Самое прямое! Мережковский не придумывал раздвоения личности Глеба Успенского. Об этом свидетельствовал наблюдавший его перед кончиной врач. «Борьба между ними идет ожесточенная. Случалось, что Глеб отвоевывал свое существование, но ненадолго. Иваныч снова заполнял Глеба. При окончательном его поражении больной не только казался себе, но и действительно являлся в самых отвратительных видах, до образа свиньи включительно, с ее черепом, и мордою, и хребтом, и ребрами, и даже перестановкою верхних конечностей снаружи внутрь: руки его так и тянулись к тому, чтобы срастись с грудью и направиться вперед; он употреблял неимоверные усилия, чтобы перетянуть их назад…» — факт из записи врача.
Мережковский обратил этот вполне медицинский случай в символ всей русской интеллигенции, раздвоенной между верой в Бога и Его отрицанием. «Глеб» (один из первых русских мучеников) — как бы одна половинка интеллигентской души. «Иваныч» — соответственно вторая. И хотя натяжка очевидна, но…
Образ Астафьева давно и старательно лакируется современной критикой, рудиментарно нуждающейся в звании Большого Русского Писателя. Под старость на Астафьева, наконец, посыпались всевозможные премии, награды и славословия — в том числе и от тех, кто никогда не давал себе труда понять действительный смысл астафьевской прозы — страшно клочковатой, страшно неравной самой себе во многих духовных и эстетических составляющих. Когда Астафьев писал «Царь-рыбу», «Пастуха и пастушку», «Последний поклон» и «Оду русскому огороду», он был просто более или менее признанным писателем. Когда он обнародовал «Печальный детектив» с его слишком явной публицистической злостью, многие не знали, как это понимать. Когда в интеллигентские круги просочилась «неприличная» переписка Астафьева с покойным Эйдельманом, часть вчерашних поклонников отшатнулась от писателя.

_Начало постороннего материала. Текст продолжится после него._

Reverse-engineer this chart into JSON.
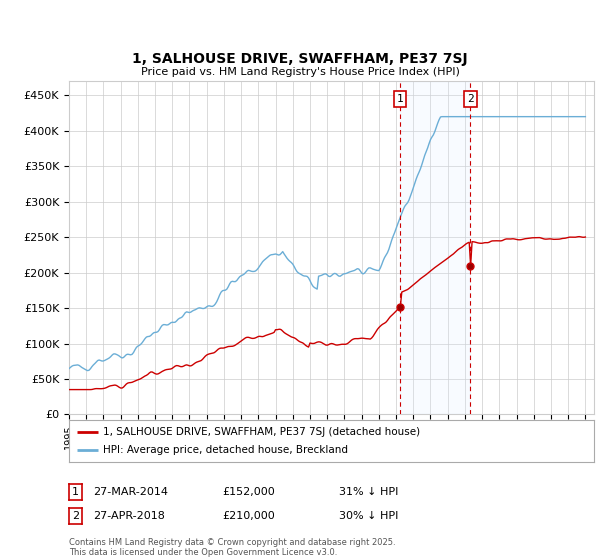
{
  "title": "1, SALHOUSE DRIVE, SWAFFHAM, PE37 7SJ",
  "subtitle": "Price paid vs. HM Land Registry's House Price Index (HPI)",
  "ytick_labels": [
    "£0",
    "£50K",
    "£100K",
    "£150K",
    "£200K",
    "£250K",
    "£300K",
    "£350K",
    "£400K",
    "£450K"
  ],
  "yticks": [
    0,
    50000,
    100000,
    150000,
    200000,
    250000,
    300000,
    350000,
    400000,
    450000
  ],
  "ylim": [
    0,
    470000
  ],
  "hpi_color": "#6baed6",
  "price_color": "#cc0000",
  "shading_color": "#ddeeff",
  "vline_color": "#cc0000",
  "year_sale1": 2014.23,
  "year_sale2": 2018.32,
  "price_sale1": 152000,
  "price_sale2": 210000,
  "sale1_label": "1",
  "sale1_date": "27-MAR-2014",
  "sale1_price": "£152,000",
  "sale1_hpi": "31% ↓ HPI",
  "sale2_label": "2",
  "sale2_date": "27-APR-2018",
  "sale2_price": "£210,000",
  "sale2_hpi": "30% ↓ HPI",
  "legend_line1": "1, SALHOUSE DRIVE, SWAFFHAM, PE37 7SJ (detached house)",
  "legend_line2": "HPI: Average price, detached house, Breckland",
  "footer": "Contains HM Land Registry data © Crown copyright and database right 2025.\nThis data is licensed under the Open Government Licence v3.0.",
  "background_color": "#ffffff",
  "grid_color": "#cccccc"
}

Но когда в своих интервью он стал говорить резкие и часто несправедливые слова о России, вдруг в газетах родился миф о «мудром Викторе Петровиче». Вдруг поехал к нему Президент…
Что здесь правда и что от лукавого — судить не берусь. Лучше честно признаюсь, что многое в эволюции Астафьева мне лично непонятно. Но все это я готов принять и простить (глубоко лично!) за единственное драгоценное качество его прозы: в бесслезный век она способна дарить слезу. И это начало в ней высоко христианское — кто понимает о чем речь, тот поймет.

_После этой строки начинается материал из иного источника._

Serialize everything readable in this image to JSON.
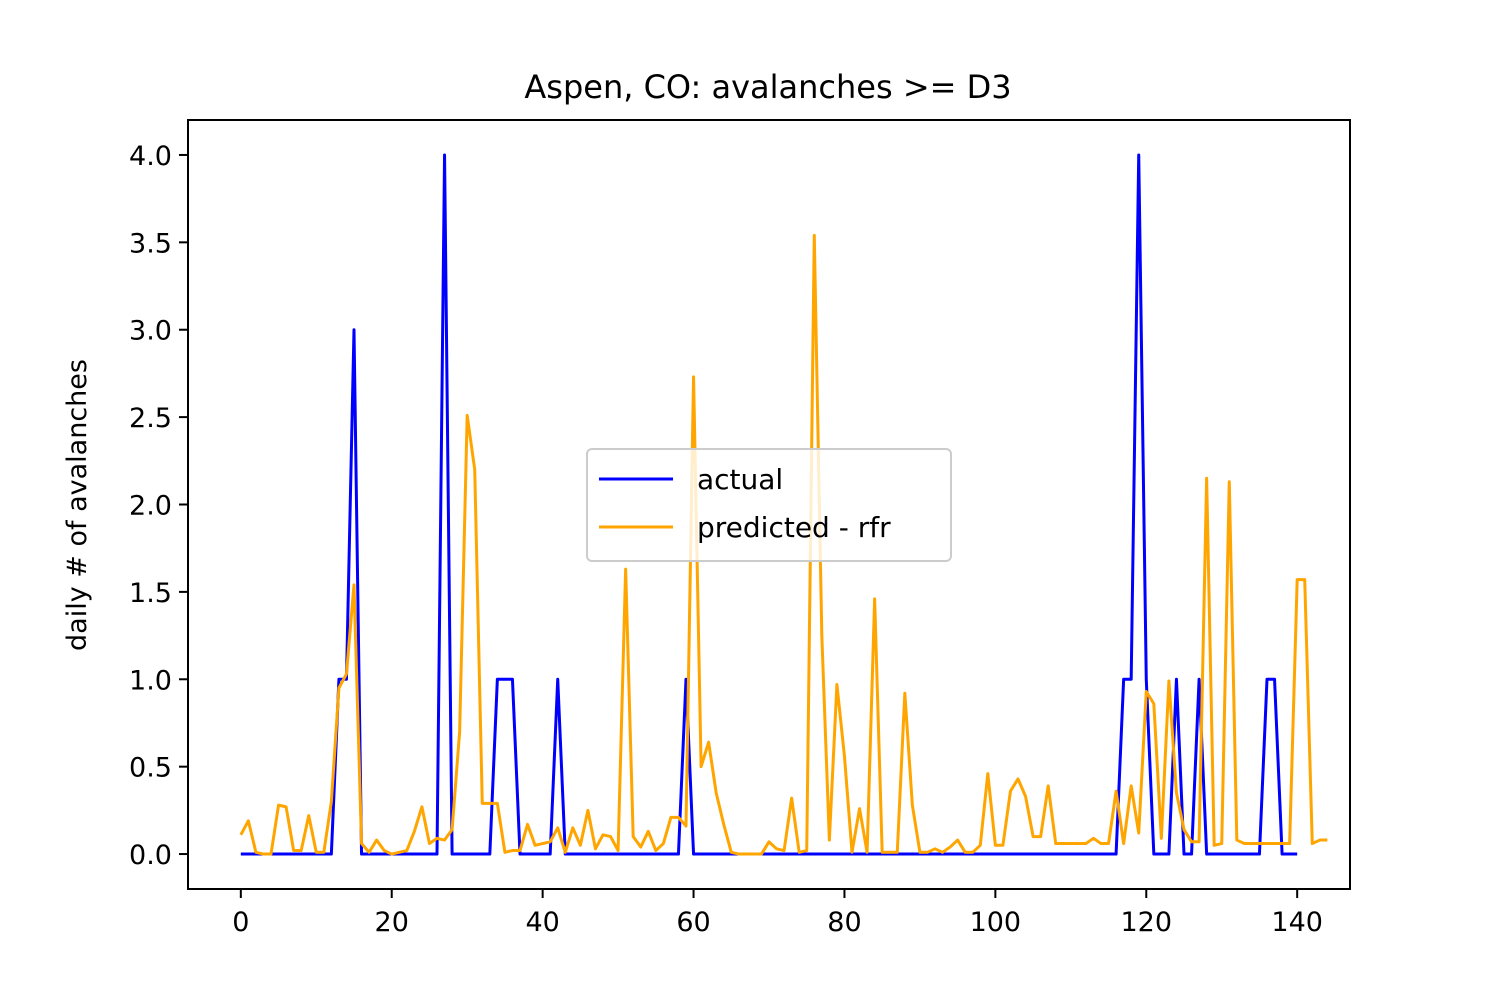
{
  "chart_data": {
    "type": "line",
    "title": "Aspen, CO: avalanches >= D3",
    "xlabel": "",
    "ylabel": "daily # of avalanches",
    "xlim": [
      -7,
      147
    ],
    "ylim": [
      -0.2,
      4.2
    ],
    "x_ticks": [
      0,
      20,
      40,
      60,
      80,
      100,
      120,
      140
    ],
    "y_ticks": [
      0.0,
      0.5,
      1.0,
      1.5,
      2.0,
      2.5,
      3.0,
      3.5,
      4.0
    ],
    "x_tick_labels": [
      "0",
      "20",
      "40",
      "60",
      "80",
      "100",
      "120",
      "140"
    ],
    "y_tick_labels": [
      "0.0",
      "0.5",
      "1.0",
      "1.5",
      "2.0",
      "2.5",
      "3.0",
      "3.5",
      "4.0"
    ],
    "grid": false,
    "legend_position": "center",
    "series": [
      {
        "name": "actual",
        "color": "#0000ff",
        "values": [
          0,
          0,
          0,
          0,
          0,
          0,
          0,
          0,
          0,
          0,
          0,
          0,
          0,
          1,
          1,
          3,
          0,
          0,
          0,
          0,
          0,
          0,
          0,
          0,
          0,
          0,
          0,
          4,
          0,
          0,
          0,
          0,
          0,
          0,
          1,
          1,
          1,
          0,
          0,
          0,
          0,
          0,
          1,
          0,
          0,
          0,
          0,
          0,
          0,
          0,
          0,
          0,
          0,
          0,
          0,
          0,
          0,
          0,
          0,
          1,
          0,
          0,
          0,
          0,
          0,
          0,
          0,
          0,
          0,
          0,
          0,
          0,
          0,
          0,
          0,
          0,
          0,
          0,
          0,
          0,
          0,
          0,
          0,
          0,
          0,
          0,
          0,
          0,
          0,
          0,
          0,
          0,
          0,
          0,
          0,
          0,
          0,
          0,
          0,
          0,
          0,
          0,
          0,
          0,
          0,
          0,
          0,
          0,
          0,
          0,
          0,
          0,
          0,
          0,
          0,
          0,
          0,
          1,
          1,
          4,
          1,
          0,
          0,
          0,
          1,
          0,
          0,
          1,
          0,
          0,
          0,
          0,
          0,
          0,
          0,
          0,
          1,
          1,
          0,
          0,
          0
        ]
      },
      {
        "name": "predicted - rfr",
        "color": "#ffa500",
        "values": [
          0.11,
          0.19,
          0.01,
          0.0,
          0.0,
          0.28,
          0.27,
          0.02,
          0.02,
          0.22,
          0.01,
          0.01,
          0.3,
          0.95,
          1.03,
          1.54,
          0.06,
          0.01,
          0.08,
          0.02,
          0.0,
          0.01,
          0.02,
          0.13,
          0.27,
          0.06,
          0.09,
          0.08,
          0.14,
          0.7,
          2.51,
          2.2,
          0.29,
          0.29,
          0.29,
          0.01,
          0.02,
          0.02,
          0.17,
          0.05,
          0.06,
          0.07,
          0.15,
          0.01,
          0.15,
          0.05,
          0.25,
          0.03,
          0.11,
          0.1,
          0.02,
          1.63,
          0.1,
          0.04,
          0.13,
          0.02,
          0.06,
          0.21,
          0.21,
          0.16,
          2.73,
          0.5,
          0.64,
          0.35,
          0.17,
          0.01,
          0.0,
          0.0,
          0.0,
          0.0,
          0.07,
          0.03,
          0.02,
          0.32,
          0.01,
          0.02,
          3.54,
          1.25,
          0.08,
          0.97,
          0.56,
          0.01,
          0.26,
          0.01,
          1.46,
          0.01,
          0.01,
          0.01,
          0.92,
          0.28,
          0.01,
          0.01,
          0.03,
          0.01,
          0.04,
          0.08,
          0.01,
          0.01,
          0.05,
          0.46,
          0.05,
          0.05,
          0.36,
          0.43,
          0.33,
          0.1,
          0.1,
          0.39,
          0.06,
          0.06,
          0.06,
          0.06,
          0.06,
          0.09,
          0.06,
          0.06,
          0.36,
          0.06,
          0.39,
          0.12,
          0.93,
          0.86,
          0.09,
          0.99,
          0.35,
          0.14,
          0.07,
          0.07,
          2.15,
          0.05,
          0.06,
          2.13,
          0.08,
          0.06,
          0.06,
          0.06,
          0.06,
          0.06,
          0.06,
          0.06,
          1.57,
          1.57,
          0.06,
          0.08,
          0.08
        ]
      }
    ]
  }
}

В целом же проза Астафьева (последних лет в особенности!) — бесконечная вражда множества голосов. Радость и отчаяние, слезы и скрежет зубов, ясность смирения и тьма ненависти, мудрый спокойный тон и конвульсивное отрицание самого близкого и родного — и все это без всякого художественного «плана» и расчета. В названии так и незавершенного романа о войне «Прокляты и убиты» как будто просматривался какой-то «план». Но кто из критиков смог его понять? Кто сказал об этом хоть что-то внятное и определенное? Кто убиты — понятно. Но кто — прокляты? Кем — прокляты? За что прокляты?
Название последней повести и вовсе сбивает с толку (хотя лично мне оно кажется восхитительным!) Что за «веселый солдат», который не может забыть, как убил первого фрица, и которого бьет и все не может добить «родная» власть, измываясь над своим спасителем на каждом шагу, унижая его мытарствами в военкоматах, проволочками с пропиской, мизерной платой за невозможный для инвалида труд, подпольным абортом выбивающейся из сил жены?

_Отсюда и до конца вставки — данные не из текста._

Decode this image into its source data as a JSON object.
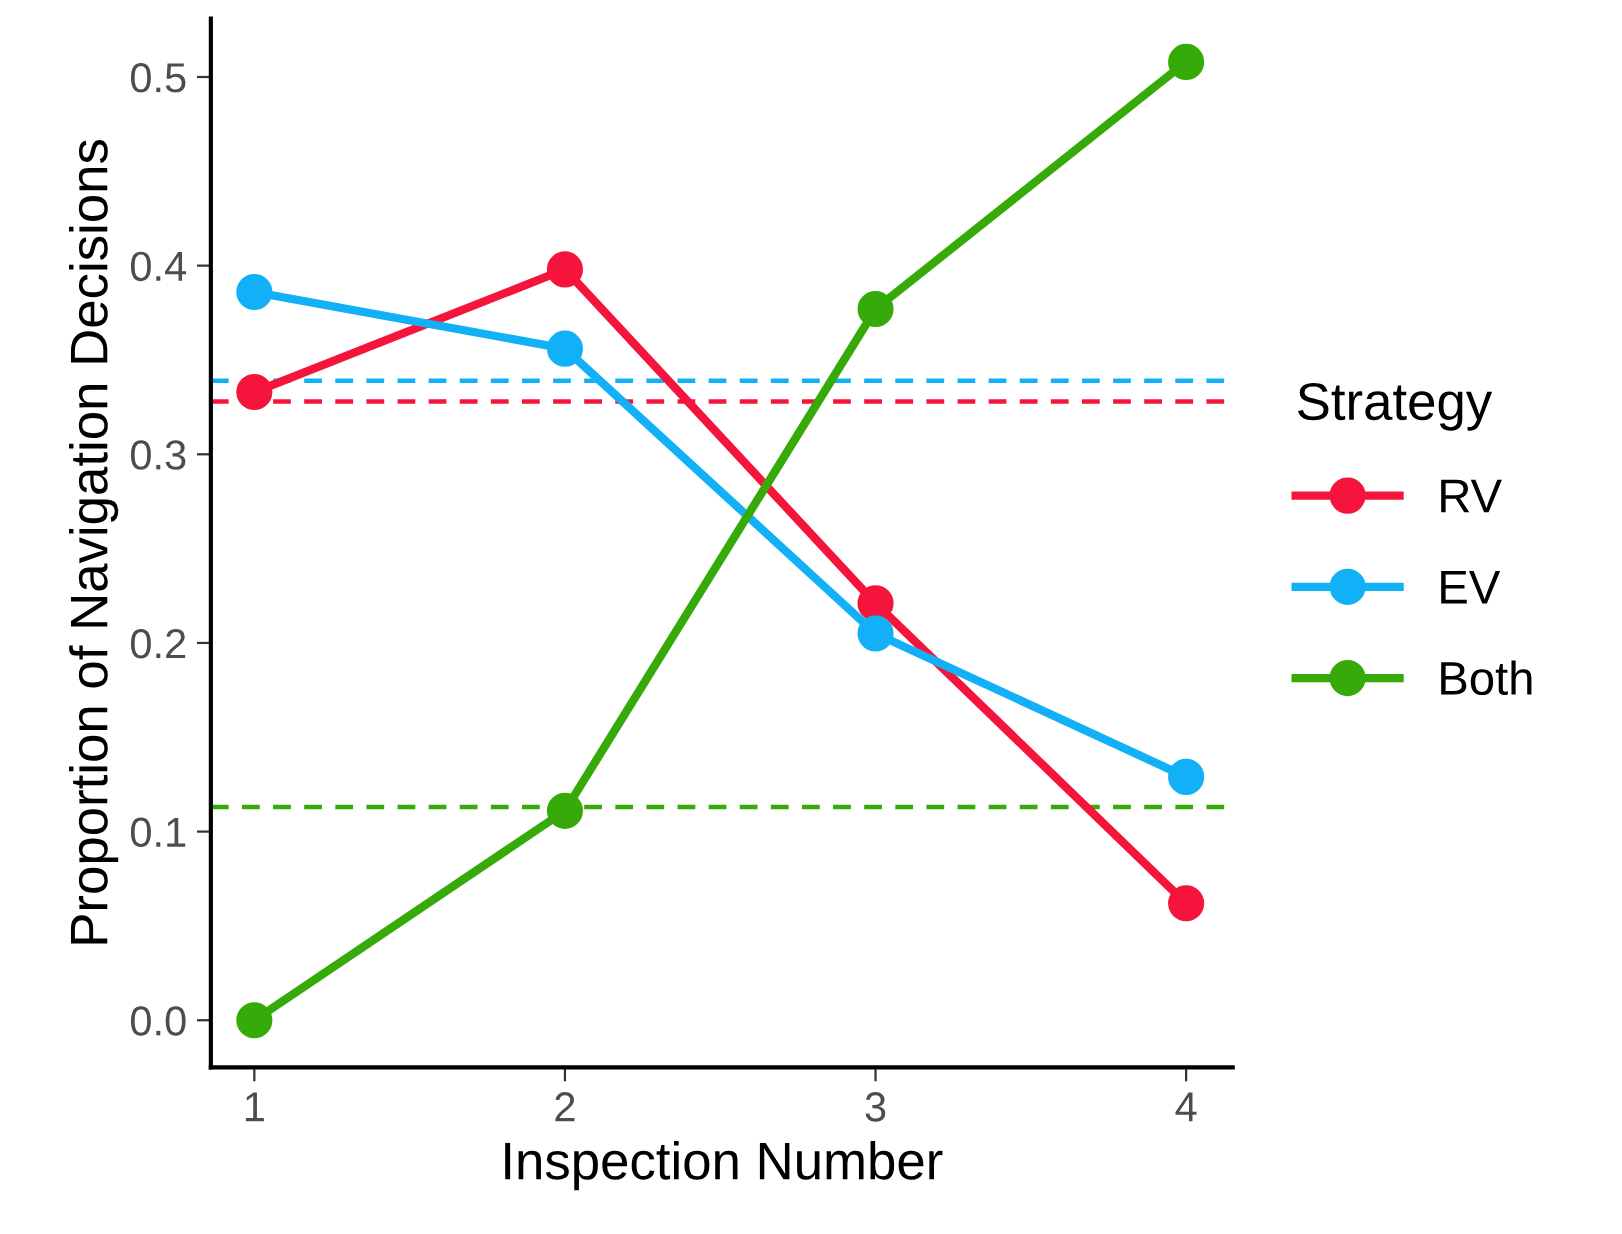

Веселый, потому что был весел! Потому что был «Виктором»! И это веселье недобитой и нерастраченной молодости, только-только простившейся с опасностью быть убитым и необходимостью убивать, так и брызжет со страниц повести, заставляя читать ее на одном дыхании — со вкусом, со смаком и как бы вопреки тому, о чем там написано. Но главное — вопреки постоянно вторгающемуся голосу «Петровича» — мрачного, ворчливого, порой и озлобленного до крайности alter ego героя-автора. Пишет «Петрович», а рождается «Виктор». И это обратное рождение, этот путь назад пугают и настораживают.